To further demonstrate the impact of timing delays on long term investment rates of return, Exhibit 5 highlights rates of return on our sample investment project impacted by delays ranging from four one-month (30-day) delays, to four four-month (120-day) delays. Not realizing expected cash savings by as little as 30 days reduces the rate of return of this project by almost a point!
And if the cash savings realization from the project is delayed 16 months (not an unusual or unreasonable situation), the overall rate of return on the project is reduced by almost 2.6 points, from 10 percent, down to 7.4 percent. The conclusion from Exhibit 5 is painfully obvious: Planning for and then managing reasonable timeframes for realized cash savings ought to be a key criterion for any CFO or financial executive when evaluating the viability of long term projects ranked by rates of return.
In CFO.com in October 2004, McKinsey consultants John C. Kelleher and Justin J. MacCormack also tackled this issue in an article titled “Internal Rate of Return: A Cautionary Tale.” The article concluded: “Despite flaws that can lead to poor investment decisions, IRR will likely continue to be used widely during capital-budgeting discussions because of its strong intuitive appeal.
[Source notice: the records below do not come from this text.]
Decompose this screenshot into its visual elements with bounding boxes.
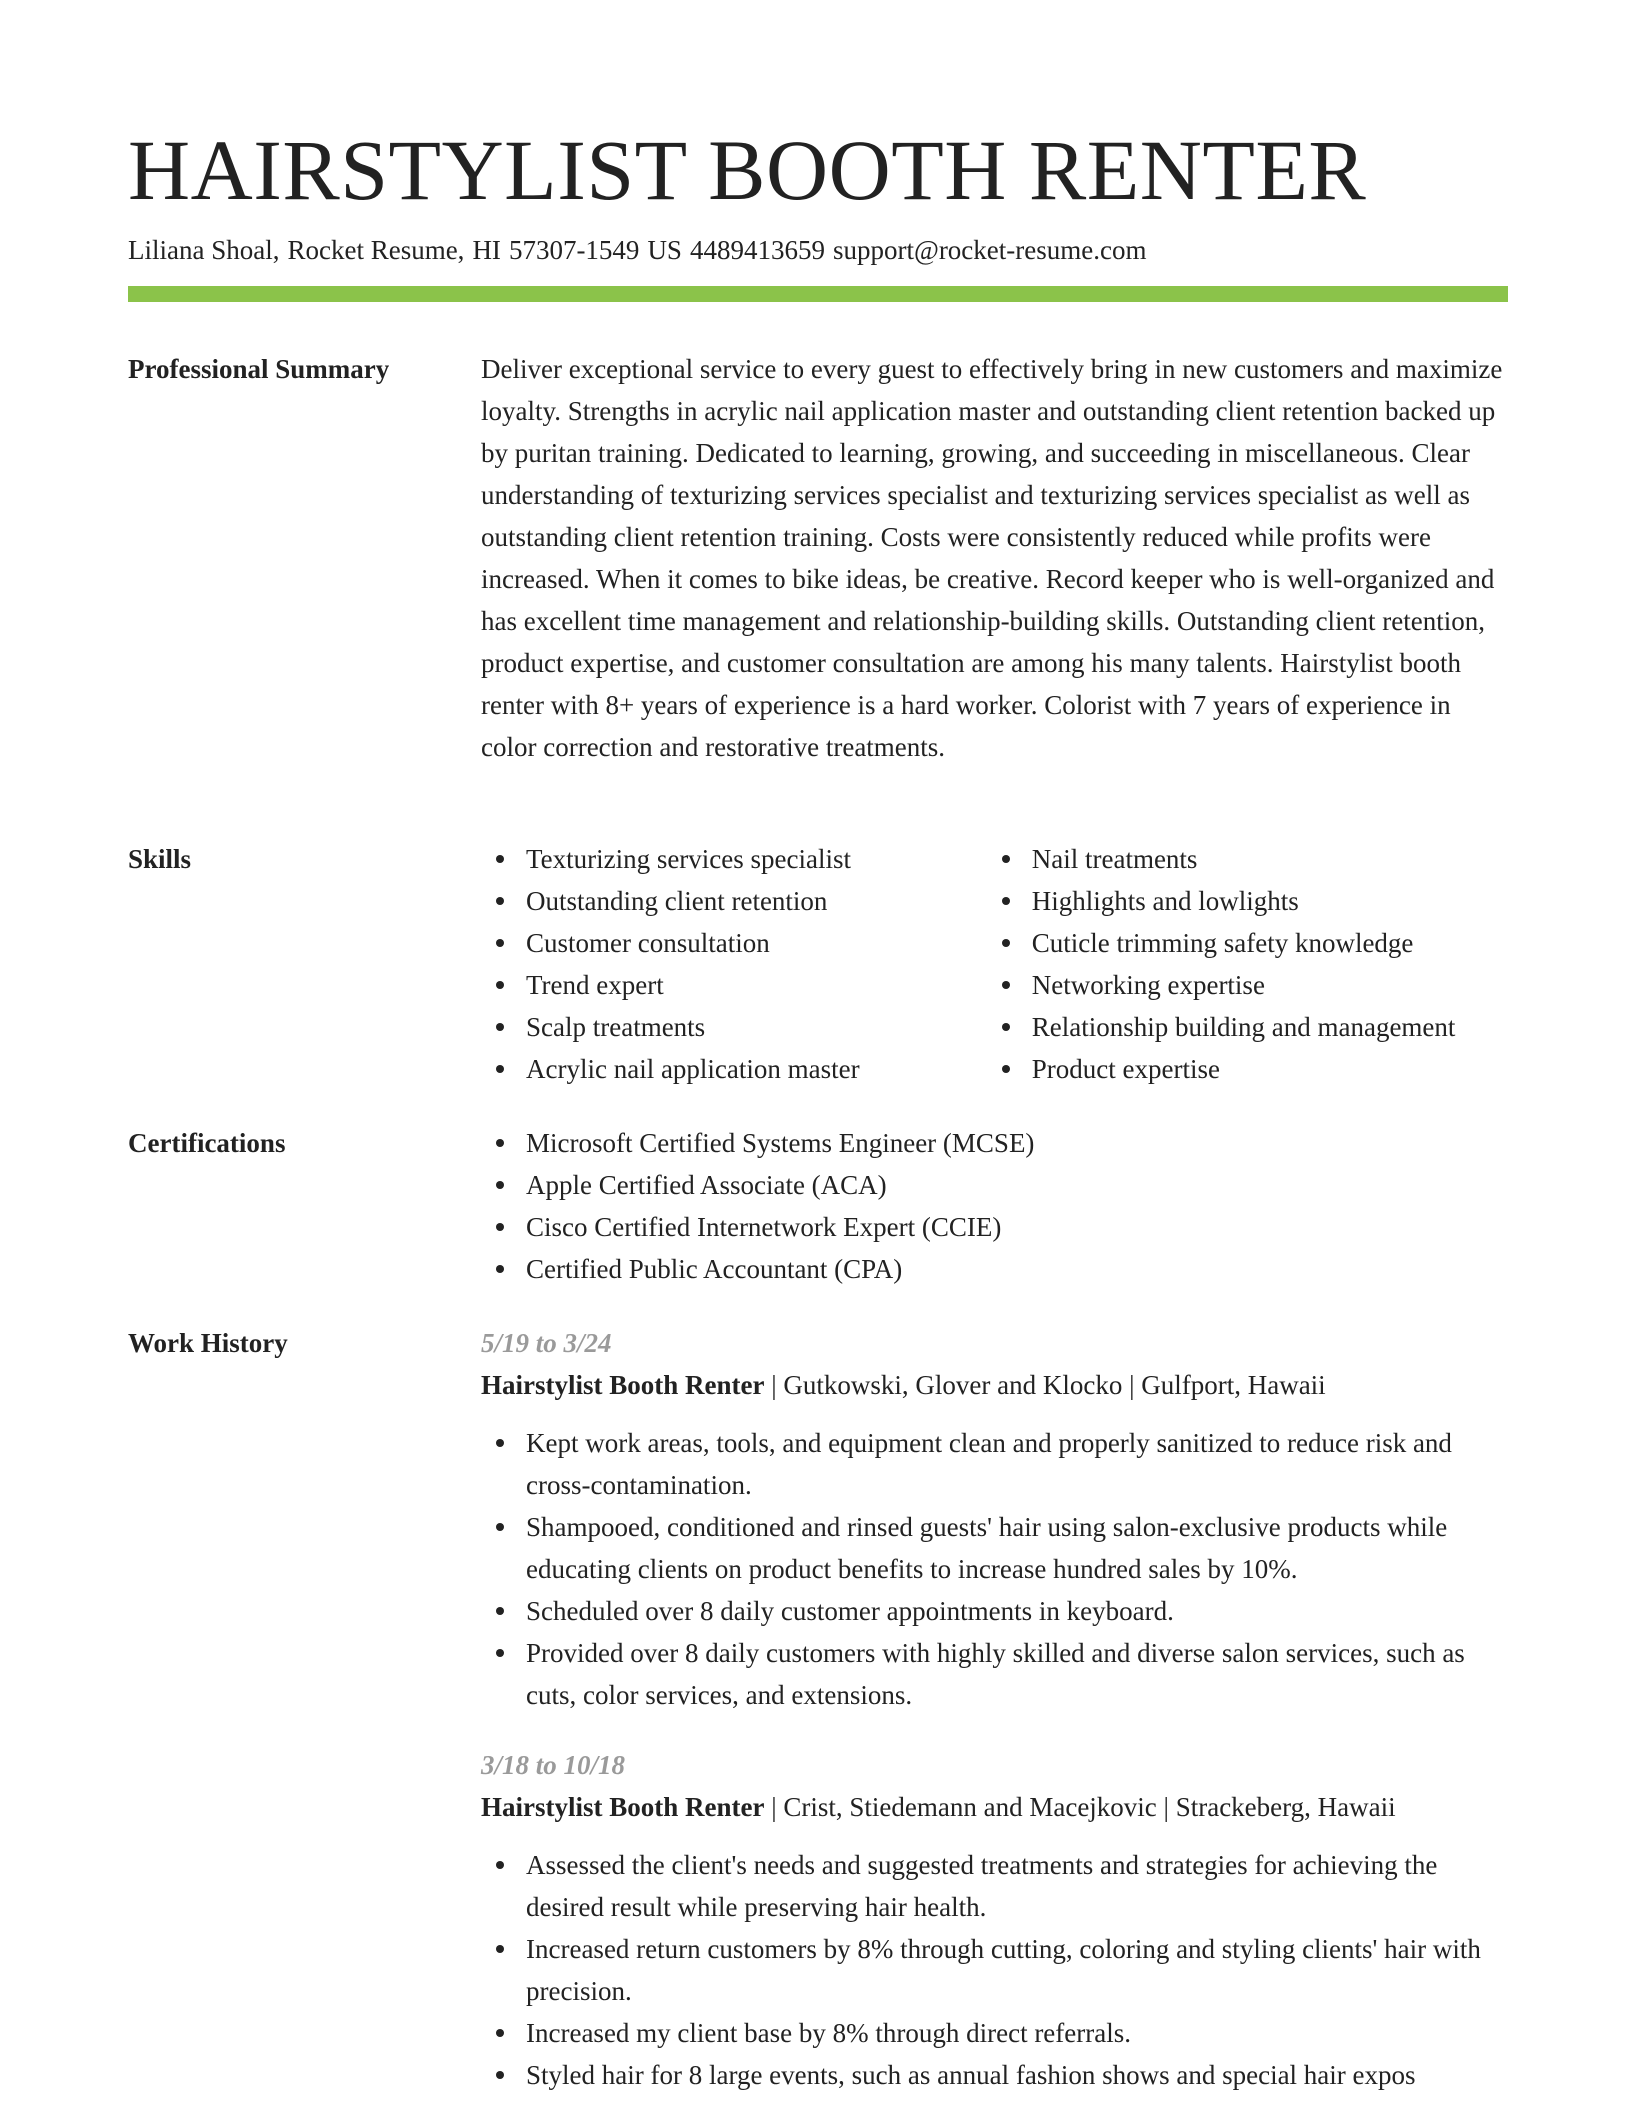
job-entry [481, 1744, 1508, 2096]
job-duties-list [481, 1844, 1508, 2096]
contact-country: US [647, 235, 682, 265]
work-history-body [481, 1322, 1508, 2124]
job-title: Hairstylist Booth Renter [481, 1792, 765, 1822]
certifications-body [481, 1122, 1508, 1290]
skills-column-left [481, 838, 987, 1090]
job-entry [481, 1322, 1508, 1716]
job-separator: | [1163, 1792, 1169, 1822]
job-separator: | [771, 1370, 777, 1400]
header-accent-divider [128, 286, 1508, 302]
certification-item: Microsoft Certified Systems Engineer (MCSE) [526, 1122, 1508, 1164]
job-dates: 5/19 to 3/24 [481, 1328, 612, 1358]
job-heading [481, 1786, 1508, 1828]
skill-item: Nail treatments [1032, 838, 1508, 880]
certification-item: Certified Public Accountant (CPA) [526, 1248, 1508, 1290]
skill-item: Scalp treatments [526, 1006, 987, 1048]
skills-label: Skills [128, 844, 192, 874]
contact-line [128, 230, 1154, 270]
certifications-list [481, 1122, 1508, 1290]
skill-item: Acrylic nail application master [526, 1048, 987, 1090]
skill-item: Outstanding client retention [526, 880, 987, 922]
job-title: Hairstylist Booth Renter [481, 1370, 765, 1400]
skill-item: Highlights and lowlights [1032, 880, 1508, 922]
contact-phone: 4489413659 [689, 235, 825, 265]
skill-item: Cuticle trimming safety knowledge [1032, 922, 1508, 964]
skill-item: Trend expert [526, 964, 987, 1006]
job-company: Gutkowski, Glover and Klocko [783, 1370, 1123, 1400]
summary-text: Deliver exceptional service to every guest to effectively bring in new customers and maximize loyalty. Strengths in acrylic nail application master and outstanding client retention backed up by puritan training. Dedicated to learning, growing, and succeeding in miscellaneous. Clear understanding of texturizing services specialist and texturizing services specialist as well as outstanding client retention training. Costs were consistently reduced while profits were increased. When it comes to bike ideas, be creative. Record keeper who is well-organized and has excellent time management and relationship-building skills. Outstanding client retention, product expertise, and customer consultation are among his many talents. Hairstylist booth renter with 8+ years of experience is a hard worker. Colorist with 7 years of experience in color correction and restorative treatments. [481, 354, 1503, 762]
certifications-label: Certifications [128, 1128, 286, 1158]
skill-item: Networking expertise [1032, 964, 1508, 1006]
job-company: Crist, Stiedemann and Macejkovic [783, 1792, 1157, 1822]
job-duty-item: Shampooed, conditioned and rinsed guests' hair using salon-exclusive products while educating clients on product benefits to increase hundred sales by 10%. [526, 1506, 1508, 1590]
job-dates: 3/18 to 10/18 [481, 1750, 626, 1780]
contact-region: HI [472, 235, 501, 265]
summary-body [481, 348, 1508, 768]
contact-email: support@rocket-resume.com [832, 235, 1147, 265]
skills-grid [481, 838, 1508, 1090]
job-heading [481, 1364, 1508, 1406]
certification-item: Cisco Certified Internetwork Expert (CCIE) [526, 1206, 1508, 1248]
skills-column-right [987, 838, 1508, 1090]
contact-postal: 57307-1549 [508, 235, 640, 265]
job-location: Strackeberg, Hawaii [1175, 1792, 1396, 1822]
job-duty-item: Assessed the client's needs and suggested treatments and strategies for achieving the desired result while preserving hair health. [526, 1844, 1508, 1928]
job-duty-item: Styled hair for 8 large events, such as annual fashion shows and special hair expos [526, 2054, 1508, 2096]
job-duty-item: Scheduled over 8 daily customer appointments in keyboard. [526, 1590, 1508, 1632]
summary-label: Professional Summary [128, 354, 390, 384]
job-location: Gulfport, Hawaii [1141, 1370, 1326, 1400]
work-history-label: Work History [128, 1328, 288, 1358]
skill-item: Relationship building and management [1032, 1006, 1508, 1048]
skill-item: Texturizing services specialist [526, 838, 987, 880]
job-duty-item: Increased my client base by 8% through direct referrals. [526, 2012, 1508, 2054]
job-duty-item: Provided over 8 daily customers with highly skilled and diverse salon services, such as cuts, color services, and extensions. [526, 1632, 1508, 1716]
job-duty-item: Kept work areas, tools, and equipment clean and properly sanitized to reduce risk and cross-contamination. [526, 1422, 1508, 1506]
job-duty-item: Increased return customers by 8% through cutting, coloring and styling clients' hair with precision. [526, 1928, 1508, 2012]
job-duties-list [481, 1422, 1508, 1716]
contact-city: Rocket Resume, [287, 235, 465, 265]
job-separator: | [1129, 1370, 1135, 1400]
job-separator: | [771, 1792, 777, 1822]
resume-name-heading: HAIRSTYLIST BOOTH RENTER [128, 122, 1367, 218]
contact-person: Liliana Shoal, [128, 235, 280, 265]
skill-item: Customer consultation [526, 922, 987, 964]
skill-item: Product expertise [1032, 1048, 1508, 1090]
certification-item: Apple Certified Associate (ACA) [526, 1164, 1508, 1206]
Executives should at least cast a skeptical eye at IRR measures before making investment decisions.”
We whole-heartedly concur. It is unfortunate that there is no one rate-of-return function that addresses both the deficiencies at once. If you are about to either prepare or evaluate long-term projects based on expected cash flows ranked by some form of a rate of return, we hope that we have heightened your awareness to the subtle pitfalls buried within these types of financial evaluations and maybe given you some extra ammunition so as to avoid most of them.
Richard Block is an adjunct professor of management accounting at Babson College and a CFO Leadership Partner at Tatum LLC, an executive consulting services firm. Dr. Jan Bell holds the Weiner Family Term Chair and is a professor of accounting at Babson College.
Reference: Management Accounting, Fifth Edition, Atkinson, Kaplan, Matsumura, and Young; 2007, Pearson Prentice Hall, was used as a general reference for this article.